Past results on a small, growing sample — descriptive, not a forecast. Not financial advice.
How this is computed
- We don’t keep a signal archive, so we reconstruct historical sweeps from kept trade history using the exact live definition (≥2 tracked traders entering the same outcome within 15 minutes).
- For each reconstructed sweep we check the market’s resolved outcome — did the swept side actually win?
- We count only resolved sweeps with a usable entry price. Still-open and unpriced sweeps are excluded — no survivorship, no cherry-picking.

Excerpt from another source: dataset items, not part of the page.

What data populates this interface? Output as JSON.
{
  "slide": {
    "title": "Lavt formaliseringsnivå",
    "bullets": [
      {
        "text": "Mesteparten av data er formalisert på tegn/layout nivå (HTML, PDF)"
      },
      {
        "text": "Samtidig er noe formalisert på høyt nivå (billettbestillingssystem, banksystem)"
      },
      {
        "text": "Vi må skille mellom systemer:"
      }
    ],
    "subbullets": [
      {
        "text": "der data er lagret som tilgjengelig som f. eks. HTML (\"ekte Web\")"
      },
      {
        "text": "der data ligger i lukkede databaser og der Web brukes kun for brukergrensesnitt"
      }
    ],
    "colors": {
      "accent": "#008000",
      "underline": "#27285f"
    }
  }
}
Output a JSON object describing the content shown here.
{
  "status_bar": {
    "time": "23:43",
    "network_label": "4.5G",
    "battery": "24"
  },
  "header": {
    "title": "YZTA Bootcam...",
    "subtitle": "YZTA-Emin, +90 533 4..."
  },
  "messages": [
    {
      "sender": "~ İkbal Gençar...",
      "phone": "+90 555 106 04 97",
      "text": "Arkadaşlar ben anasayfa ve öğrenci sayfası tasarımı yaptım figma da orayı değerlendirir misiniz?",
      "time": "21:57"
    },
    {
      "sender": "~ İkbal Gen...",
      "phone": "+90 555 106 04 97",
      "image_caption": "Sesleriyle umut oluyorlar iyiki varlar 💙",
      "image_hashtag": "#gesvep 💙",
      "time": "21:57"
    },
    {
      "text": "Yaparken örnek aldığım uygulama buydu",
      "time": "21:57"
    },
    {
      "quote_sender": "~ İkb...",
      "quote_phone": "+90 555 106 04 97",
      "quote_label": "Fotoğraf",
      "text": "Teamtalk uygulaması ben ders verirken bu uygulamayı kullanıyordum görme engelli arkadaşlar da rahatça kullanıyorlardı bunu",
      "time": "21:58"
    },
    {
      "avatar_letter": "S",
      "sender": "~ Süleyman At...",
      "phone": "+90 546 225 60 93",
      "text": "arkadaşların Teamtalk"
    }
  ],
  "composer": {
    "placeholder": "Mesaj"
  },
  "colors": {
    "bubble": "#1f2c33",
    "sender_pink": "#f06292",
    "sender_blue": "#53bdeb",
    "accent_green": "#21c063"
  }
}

- “Following” = buy one share at the sweep’s average entry price; a win pays +(1−p), a loss costs −p.
- Edge = hit rate − the market-implied baseline (the average entry price, i.e. the market’s own win probability at signal time). ROI = total PnL ÷ total cost deployed.
By category
as of 2026-06-18 · categories with fewer than 30 resolved sweeps are greyed — too thin to read into.
| Category | Hit rate | Implied | Edge | ROI | N (resolved) |
|---|---|---|---|---|---|
| Crypto | 55.6% | 53.8% | +1.8pp | +3.3% | 117 |
| Sportsinsufficient sample | 50.0% | 52.0% | −2.0pp | −3.9% | 14 |
| Overall | 55.0% | 53.6% | +1.4pp | +2.5% | 131 |
This is preliminary. The overall number is one small, growing sample (N = 131) and it swings as more sweeps resolve — don’t read a single figure as a verdict. We show every category’s sample size so you can weight it yourself. Information only, not financial advice.